January 2025
Africa boasts 800 trillion cubic feet (tcf) of natural gas reserves, attracting $245 billion in planned investments for LNG terminals, gas pipelines, and power stations. However, many of these projects face significant challenges, including inefficiencies, lack of capital, policy gaps, insecurity, and more, putting their realization at risk.

Fig. 1 – Gas Investments in Africa
Challenges the African gas industry face extend beyond supply to demand. Industries such as agriculture (fertilizers) and manufacturing, which typically drive gas demand, are underdeveloped due to Africa’s slow-paced industrialization. In 2022, Africa’s natural gas demand was 5.8 tcf, and rose by 6.9% in 2023. This growth pales in comparison to industrialized countries like the U.S., where demand is projected to grow by 54% by 2025. As a result, Africa derives most of its value from natural gas through exports, with 43% of the gas produced in 2023 exported, primarily to Europe due to its proximity.
Africa’s gas industry is majorly export-oriented.
This export focus is reflected in infrastructure planning, where 75% of Africa’s 12 major planned gas projects prioritize exports rather than meeting domestic needs. To buttress this further, Major project like Nigeria’s NLNG plant, Algeria’s Medgaz pipeline, and Mozambique’s Coral Sul FLNG facility with a total of about 1.4 trillion cubic feet (tcf) of gas annually are predominantly export infrastructure.

Fig. 2 – Proposed and Operational Pipelines in Africa
While exports are good for government revenue, in this case, it has exposed African countries to energy security issues. As investments continue to isolate the domestic market, the continent remains dependent on imports despite its immense gas production potential and relatively low demand/consumption.

Fig. 3 – Natural Gas Reserves and Production by Country (OPEC members), 2022
In 2023, Nigeria produced 2.49 tcf of gas – enough to cater to the consumption of the whole of West Africa 2 times over yet 57.14% of its LPG consumption that year were imported. However, there is a growing shift toward more inclusive projects, such as the Trans-Saharan and Nigeria-Morocco pipelines, which aim to integrate domestic, regional, and export markets. Despite this progress, the industry faces a persistent lack of investment, with the combined cost of these pipelines exceeding $38 billion – nearly equivalent to the annual investment average for the entire sector over the past 15 years.

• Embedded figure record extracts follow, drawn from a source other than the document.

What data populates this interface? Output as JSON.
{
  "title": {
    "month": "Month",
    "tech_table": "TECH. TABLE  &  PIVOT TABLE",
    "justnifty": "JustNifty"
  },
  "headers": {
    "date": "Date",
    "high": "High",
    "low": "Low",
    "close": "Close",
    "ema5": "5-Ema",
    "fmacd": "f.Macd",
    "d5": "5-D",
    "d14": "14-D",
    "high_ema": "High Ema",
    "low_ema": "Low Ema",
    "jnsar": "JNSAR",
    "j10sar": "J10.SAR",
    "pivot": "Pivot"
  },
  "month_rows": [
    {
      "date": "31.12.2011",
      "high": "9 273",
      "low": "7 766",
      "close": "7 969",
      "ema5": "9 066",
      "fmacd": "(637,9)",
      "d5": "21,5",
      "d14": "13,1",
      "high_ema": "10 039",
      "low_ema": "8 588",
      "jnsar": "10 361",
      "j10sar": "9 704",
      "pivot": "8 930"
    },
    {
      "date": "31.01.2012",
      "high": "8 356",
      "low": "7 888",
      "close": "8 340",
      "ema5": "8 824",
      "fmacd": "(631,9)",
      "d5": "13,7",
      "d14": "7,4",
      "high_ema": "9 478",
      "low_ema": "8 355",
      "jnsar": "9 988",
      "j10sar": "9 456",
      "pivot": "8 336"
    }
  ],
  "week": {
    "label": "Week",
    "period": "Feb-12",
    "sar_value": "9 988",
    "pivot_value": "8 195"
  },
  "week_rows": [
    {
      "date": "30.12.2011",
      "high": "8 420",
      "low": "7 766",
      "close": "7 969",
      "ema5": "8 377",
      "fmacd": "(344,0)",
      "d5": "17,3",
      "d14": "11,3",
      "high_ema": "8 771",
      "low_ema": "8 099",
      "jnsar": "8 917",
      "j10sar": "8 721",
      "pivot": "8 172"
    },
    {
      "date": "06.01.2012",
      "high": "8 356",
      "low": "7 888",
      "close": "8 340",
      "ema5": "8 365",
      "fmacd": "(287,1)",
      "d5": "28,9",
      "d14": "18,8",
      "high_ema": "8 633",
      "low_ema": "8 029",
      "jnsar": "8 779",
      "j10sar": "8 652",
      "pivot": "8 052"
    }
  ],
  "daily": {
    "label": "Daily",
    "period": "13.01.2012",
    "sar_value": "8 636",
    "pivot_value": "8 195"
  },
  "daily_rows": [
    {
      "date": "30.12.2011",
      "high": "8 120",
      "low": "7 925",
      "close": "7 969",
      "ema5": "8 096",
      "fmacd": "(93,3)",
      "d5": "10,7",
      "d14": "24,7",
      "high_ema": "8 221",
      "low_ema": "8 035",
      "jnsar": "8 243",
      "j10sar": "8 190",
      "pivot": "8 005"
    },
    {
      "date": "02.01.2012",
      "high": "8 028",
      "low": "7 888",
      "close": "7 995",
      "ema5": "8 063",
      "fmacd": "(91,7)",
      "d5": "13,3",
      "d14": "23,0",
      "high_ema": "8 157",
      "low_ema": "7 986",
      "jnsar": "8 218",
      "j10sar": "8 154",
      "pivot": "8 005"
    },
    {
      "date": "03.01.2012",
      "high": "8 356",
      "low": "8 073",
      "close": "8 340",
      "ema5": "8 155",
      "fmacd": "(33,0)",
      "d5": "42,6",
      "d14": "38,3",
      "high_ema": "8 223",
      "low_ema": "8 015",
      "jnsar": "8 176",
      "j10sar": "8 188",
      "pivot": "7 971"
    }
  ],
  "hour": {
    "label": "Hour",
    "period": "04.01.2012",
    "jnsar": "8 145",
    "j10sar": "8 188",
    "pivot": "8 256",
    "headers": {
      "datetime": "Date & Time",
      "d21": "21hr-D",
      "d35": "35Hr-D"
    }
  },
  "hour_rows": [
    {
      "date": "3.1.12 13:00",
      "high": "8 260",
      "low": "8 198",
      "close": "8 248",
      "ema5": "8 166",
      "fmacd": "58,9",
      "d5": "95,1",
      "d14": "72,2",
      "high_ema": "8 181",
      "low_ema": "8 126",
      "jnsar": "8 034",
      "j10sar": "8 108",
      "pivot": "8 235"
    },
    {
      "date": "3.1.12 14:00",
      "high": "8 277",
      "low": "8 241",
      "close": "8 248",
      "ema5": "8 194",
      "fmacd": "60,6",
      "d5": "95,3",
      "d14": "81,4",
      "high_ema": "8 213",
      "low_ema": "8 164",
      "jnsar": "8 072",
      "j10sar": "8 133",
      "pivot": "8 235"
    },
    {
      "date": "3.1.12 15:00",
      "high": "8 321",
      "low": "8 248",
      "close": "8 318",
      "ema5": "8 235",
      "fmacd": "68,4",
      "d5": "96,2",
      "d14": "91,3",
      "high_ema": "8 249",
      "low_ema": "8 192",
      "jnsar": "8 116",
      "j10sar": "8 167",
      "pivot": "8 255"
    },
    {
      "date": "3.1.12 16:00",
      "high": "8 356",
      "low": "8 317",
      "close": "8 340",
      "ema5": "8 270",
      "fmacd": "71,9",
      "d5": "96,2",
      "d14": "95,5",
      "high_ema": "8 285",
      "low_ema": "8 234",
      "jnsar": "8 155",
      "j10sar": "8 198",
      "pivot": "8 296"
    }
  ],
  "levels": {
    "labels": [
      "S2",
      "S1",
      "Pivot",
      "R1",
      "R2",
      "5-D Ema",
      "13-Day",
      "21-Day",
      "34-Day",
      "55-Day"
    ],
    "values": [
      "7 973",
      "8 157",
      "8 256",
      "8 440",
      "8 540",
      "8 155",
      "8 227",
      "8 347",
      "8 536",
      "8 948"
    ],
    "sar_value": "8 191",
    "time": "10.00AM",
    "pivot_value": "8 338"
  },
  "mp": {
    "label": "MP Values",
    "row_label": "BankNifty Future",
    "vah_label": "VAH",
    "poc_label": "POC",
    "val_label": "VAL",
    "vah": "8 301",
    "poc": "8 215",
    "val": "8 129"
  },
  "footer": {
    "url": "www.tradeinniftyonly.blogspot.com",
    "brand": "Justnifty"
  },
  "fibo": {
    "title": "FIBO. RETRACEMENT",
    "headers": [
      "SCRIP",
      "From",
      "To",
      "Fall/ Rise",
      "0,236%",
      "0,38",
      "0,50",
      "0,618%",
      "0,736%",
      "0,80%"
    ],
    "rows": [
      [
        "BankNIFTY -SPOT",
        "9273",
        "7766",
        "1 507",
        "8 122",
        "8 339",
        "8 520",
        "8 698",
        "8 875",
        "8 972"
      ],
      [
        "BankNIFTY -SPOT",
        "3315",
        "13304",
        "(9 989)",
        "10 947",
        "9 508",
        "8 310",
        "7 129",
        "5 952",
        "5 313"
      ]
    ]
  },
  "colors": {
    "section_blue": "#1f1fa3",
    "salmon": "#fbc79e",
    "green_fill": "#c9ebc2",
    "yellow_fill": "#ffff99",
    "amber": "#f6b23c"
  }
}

Government involvement is a blessing and a curse
Government-owned companies play a dominant role in natural gas developments across Africa, particularly in mature markets like Nigeria, Algeria, and Angola, where they control significant stakes in major projects.
While government involvement is seen as a means to safeguard national interests, it has often deterred investments due to delays, inefficiencies, and disputes. This contrast is evident in Nigeria, where state-led projects like the Ogidigben Gas Project (inaugurated in 2015) remain stalled due to federal disputes, while privately-led ventures like Seplat’s ANOH Gas Processing Plant secured financing in 2019 and completed in 2023. Similar patterns of delays and investor withdrawal plagued the Brass LNG and Olokola LNG projects, proposed in 2003 and 2005 respectively.

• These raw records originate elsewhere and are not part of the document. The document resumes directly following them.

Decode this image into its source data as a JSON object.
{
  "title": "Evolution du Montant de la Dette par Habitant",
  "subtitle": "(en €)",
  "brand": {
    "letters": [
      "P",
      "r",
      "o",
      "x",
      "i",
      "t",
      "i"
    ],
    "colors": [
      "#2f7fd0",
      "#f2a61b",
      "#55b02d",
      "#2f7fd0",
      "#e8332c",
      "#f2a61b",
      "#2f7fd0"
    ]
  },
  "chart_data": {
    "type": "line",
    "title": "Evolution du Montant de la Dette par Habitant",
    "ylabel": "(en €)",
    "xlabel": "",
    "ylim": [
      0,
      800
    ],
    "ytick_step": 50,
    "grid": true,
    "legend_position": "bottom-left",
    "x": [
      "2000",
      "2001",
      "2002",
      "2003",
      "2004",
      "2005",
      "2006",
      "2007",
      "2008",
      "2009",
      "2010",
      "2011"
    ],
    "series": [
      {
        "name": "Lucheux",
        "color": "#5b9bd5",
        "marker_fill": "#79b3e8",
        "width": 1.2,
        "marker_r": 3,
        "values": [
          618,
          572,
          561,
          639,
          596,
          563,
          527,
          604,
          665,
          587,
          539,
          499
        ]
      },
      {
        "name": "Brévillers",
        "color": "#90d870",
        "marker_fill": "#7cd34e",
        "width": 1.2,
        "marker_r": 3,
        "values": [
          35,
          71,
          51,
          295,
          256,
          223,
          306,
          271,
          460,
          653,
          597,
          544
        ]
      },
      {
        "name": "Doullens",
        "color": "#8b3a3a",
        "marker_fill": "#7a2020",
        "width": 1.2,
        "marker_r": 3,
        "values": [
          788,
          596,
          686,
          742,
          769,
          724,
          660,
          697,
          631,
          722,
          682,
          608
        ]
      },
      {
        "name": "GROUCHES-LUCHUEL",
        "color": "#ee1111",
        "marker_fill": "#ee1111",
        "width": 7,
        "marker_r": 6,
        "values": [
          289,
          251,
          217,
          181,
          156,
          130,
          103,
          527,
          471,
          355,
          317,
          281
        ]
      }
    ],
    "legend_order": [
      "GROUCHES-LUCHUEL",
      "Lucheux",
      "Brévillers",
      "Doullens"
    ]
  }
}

In countries like Mozambique and Tanzania where IOCs drive developments while government-owned entities take supporting roles, effective project development can be observed. For instance, the Coral Sul FLNG project in Mozambique driven by Eni was completed in 38 months which remains a record for the continent.

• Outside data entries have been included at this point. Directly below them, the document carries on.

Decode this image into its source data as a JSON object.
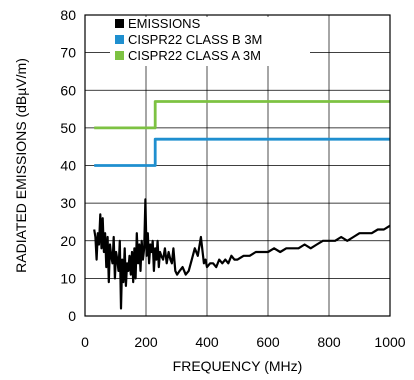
{
  "chart_data": {
    "type": "line",
    "xlabel": "FREQUENCY (MHz)",
    "ylabel": "RADIATED EMISSIONS (dBµV/m)",
    "xlim": [
      0,
      1000
    ],
    "ylim": [
      0,
      80
    ],
    "xticks": [
      0,
      200,
      400,
      600,
      800,
      1000
    ],
    "yticks": [
      0,
      10,
      20,
      30,
      40,
      50,
      60,
      70,
      80
    ],
    "grid": true,
    "legend_position": "top-left",
    "series": [
      {
        "name": "EMISSIONS",
        "color": "#000000",
        "x": [
          30,
          34,
          38,
          42,
          46,
          50,
          54,
          58,
          62,
          66,
          70,
          74,
          78,
          82,
          86,
          90,
          94,
          98,
          102,
          106,
          110,
          114,
          118,
          122,
          126,
          130,
          134,
          138,
          142,
          146,
          150,
          154,
          158,
          162,
          166,
          170,
          174,
          178,
          182,
          186,
          190,
          194,
          198,
          202,
          206,
          210,
          214,
          218,
          222,
          226,
          230,
          234,
          238,
          242,
          246,
          250,
          256,
          262,
          268,
          274,
          280,
          285,
          290,
          296,
          302,
          310,
          320,
          330,
          340,
          350,
          360,
          370,
          380,
          390,
          395,
          400,
          410,
          420,
          430,
          440,
          450,
          460,
          470,
          480,
          490,
          500,
          520,
          540,
          560,
          580,
          600,
          620,
          640,
          660,
          680,
          700,
          720,
          740,
          760,
          780,
          800,
          820,
          840,
          860,
          880,
          900,
          920,
          940,
          960,
          980,
          1000
        ],
        "y": [
          23,
          21,
          15,
          22,
          19,
          27,
          18,
          26,
          17,
          22,
          13,
          21,
          9,
          19,
          16,
          14,
          21,
          10,
          17,
          15,
          12,
          20,
          2,
          15,
          9,
          18,
          8,
          14,
          12,
          16,
          11,
          17,
          9,
          18,
          10,
          22,
          14,
          19,
          12,
          20,
          15,
          18,
          31,
          16,
          22,
          14,
          19,
          17,
          20,
          12,
          18,
          15,
          20,
          13,
          17,
          16,
          15,
          18,
          14,
          17,
          15,
          14,
          18,
          12,
          11,
          12,
          13,
          11,
          12,
          15,
          18,
          16,
          21,
          14,
          15,
          13,
          14,
          14,
          13,
          15,
          14,
          15,
          14,
          16,
          15,
          15,
          16,
          16,
          17,
          17,
          17,
          18,
          17,
          18,
          18,
          18,
          19,
          18,
          19,
          20,
          20,
          20,
          21,
          20,
          21,
          22,
          22,
          22,
          23,
          23,
          24
        ]
      },
      {
        "name": "CISPR22 CLASS B 3M",
        "color": "#1f8fcf",
        "x": [
          30,
          230,
          230,
          1000
        ],
        "y": [
          40,
          40,
          47,
          47
        ]
      },
      {
        "name": "CISPR22 CLASS A 3M",
        "color": "#7dc242",
        "x": [
          30,
          230,
          230,
          1000
        ],
        "y": [
          50,
          50,
          57,
          57
        ]
      }
    ]
  }
}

Financiers are becoming allergic to African gas projects.
Natural gas projects are facing challenges in securing funding due to the growing reluctance of global financiers to support fossil fuel projects. Major lenders like Barclays, HSBC, and BNP Paribas are tightening their lending policies for oil and gas companies, choosing instead to redirect funding towards renewable energy initiatives, with a collective target of $1 trillion in sustainable financing by 2030 to combat climate change.
Africa is particularly affected by this shift due to its reliance on external investments. While oil projects are the primary focus of these funding restrictions, natural gas projects are also experiencing residual impacts. For instance, over 40 global banks have announced boycotts of investments in the East African Crude Oil Pipeline (EACOP) linking Uganda and Tanzania. Similarly, the Kudu gas project in Namibia has faced a 13-year delay due to financing challenges, and the U.S. EXIM Bank is reassessing its $4.7 billion commitment to TotalEnergies’ Mozambique LNG project.
Other funding options…
Moneda estimates that $88 billion annual investment is needed over the next five years to cater to domestic needs as well as export opportunities. The African Energy Bank (AEB), promoted by the African Petroleum Producers Organization (APPO) and Afreximbank, aims to provide $5 billion in funding starting January 28, 2025 to this effect. While promising, this represents only a fraction of the required investment. Another untapped resource is Africa’s $700 billion in public pension funds (PPFs), much of which is currently invested abroad. Redirecting these funds toward domestic energy projects could make a significant impact, as demonstrated by countries like Norway and the Netherlands.
However, funding alone is not enough. Investments must be inclusive, reaching all players across the industry hierarchy, from multinational contractors to SMEs.